See the full article in the New York Times at: When the Privacy Button is Already Pressed
There is no “DO NOT TRACK” button in HIPAA. What happens when the public finds out they have no button to control the use and sale of intimate information about their minds and bodies?
This story shows the public is waking up to privacy:
* 11% of Mozilla users have turned ‘Do Not Track’ on.
* 18% of those with Firefox on Android phone use ‘Do Not Track’.
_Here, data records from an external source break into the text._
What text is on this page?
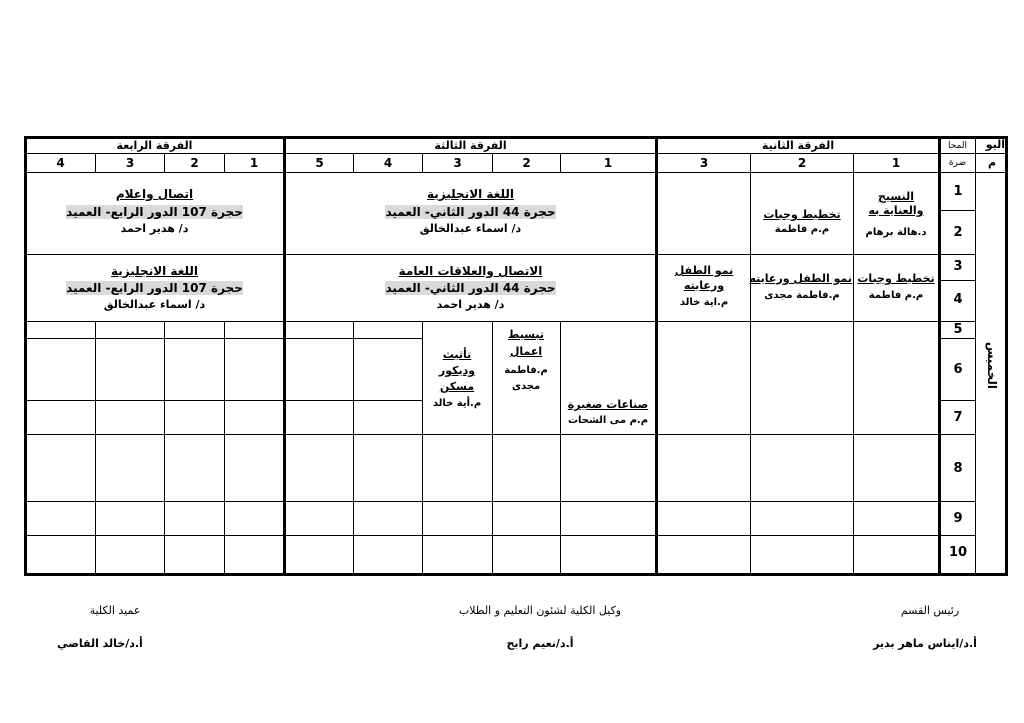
اليو
م
المحا
ضرة
الفرقة الثانية
الفرقة الثالثة
الفرقة الرابعة
1
2
3
1
2
3
4
5
1
2
3
4
الخميس
1
2
3
4
5
6
7
8
9
10
النسيج والعناية به
د.هالة برهام
تخطيط وجبات
م.م فاطمة
تخطيط وجبات
م.م فاطمة
نمو الطفل ورعايته
م.فاطمة مجدى
نمو الطفل
ورعايته
م.اية خالد
اللغة الانجليزية
حجرة 44 الدور الثاني- العميد
د/ اسماء عبدالخالق
الاتصال والعلاقات العامة
حجرة 44 الدور الثاني- العميد
د/ هدير احمد
صناعات صغيرة
م.م مى الشحات
تبسيط
اعمال
م.فاطمة
مجدى
تأثيث
وديكور
مسكن
م.أية خالد
اتصال واعلام
حجرة 107 الدور الرابع- العميد
د/ هدير احمد
اللغة الانجليزية
حجرة 107 الدور الرابع- العميد
د/ اسماء عبدالخالق
رئيس القسم
أ.د/ايناس ماهر بدير
وكيل الكلية لشئون التعليم و الطلاب
أ.د/نعيم رابح
عميد الكلية
أ.د/خالد القاضي
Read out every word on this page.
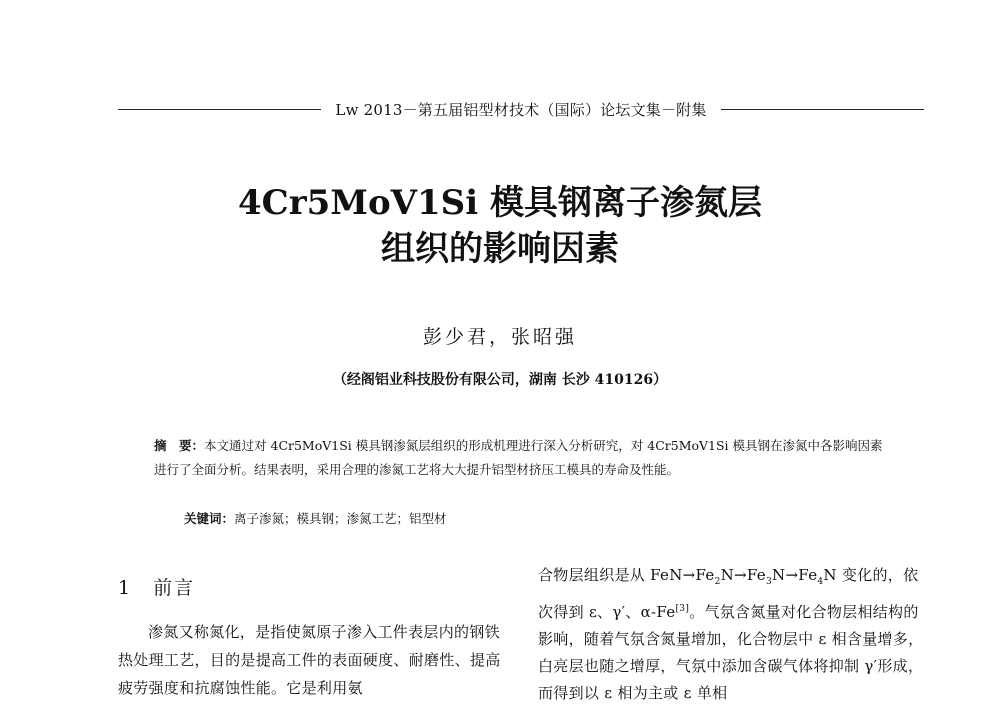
Lw 2013－第五届铝型材技术（国际）论坛文集－附集
4Cr5MoV1Si 模具钢离子渗氮层
组织的影响因素
彭少君，张昭强
（经阁铝业科技股份有限公司，湖南 长沙 410126）
摘　要：本文通过对 4Cr5MoV1Si 模具钢渗氮层组织的形成机理进行深入分析研究，对 4Cr5MoV1Si 模具钢在渗氮中各影响因素进行了全面分析。结果表明，采用合理的渗氮工艺将大大提升铝型材挤压工模具的寿命及性能。
关键词：离子渗氮；模具钢；渗氮工艺；铝型材
1　前言

渗氮又称氮化，是指使氮原子渗入工件表层内的钢铁热处理工艺，目的是提高工件的表面硬度、耐磨性、提高疲劳强度和抗腐蚀性能。它是利用氨

合物层组织是从 $FeN\to Fe_2N\to Fe_3N\to Fe_4N$ 变化的，依次得到 ε、γ′、α-Fe[3]。气氛含氮量对化合物层相结构的影响，随着气氛含氮量增加，化合物层中 ε 相含量增多，白亮层也随之增厚，气氛中添加含碳气体将抑制 γ′形成，而得到以 ε 相为主或 ε 单相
From sexual preferences, to records of child abuse, to DNA, to prescription records—–HIPAA and electronic systems eliminate our control over personal health information. Others decide when to use, disclose, or sell it. There is no “chain of custody” for personal health data. We can’t find out who collects and uses our health data. We can’t read a ‘data map’ and see where our health data flows. There is no health data map. See ABC World News story about the sale of health data: http://abcnews.go.com/Health/medical-records-private-abc-news-investigation/story?id=17228986&singlePage=true#.UFKTXVHUF-Y
The first step to fix any problem is to KNOW about it. Then we have to demand that law makers fix this disaster. Health information should not be used to make hidden decisions about our jobs, reputations, or credit.
Health technology can provide enormous benefits—but systems have to be re-designed so we control who sees and uses our health records. The best way to prevent harm is keep health data out of the hands of hidden users. Anyone who wants to use our health records should have to ask.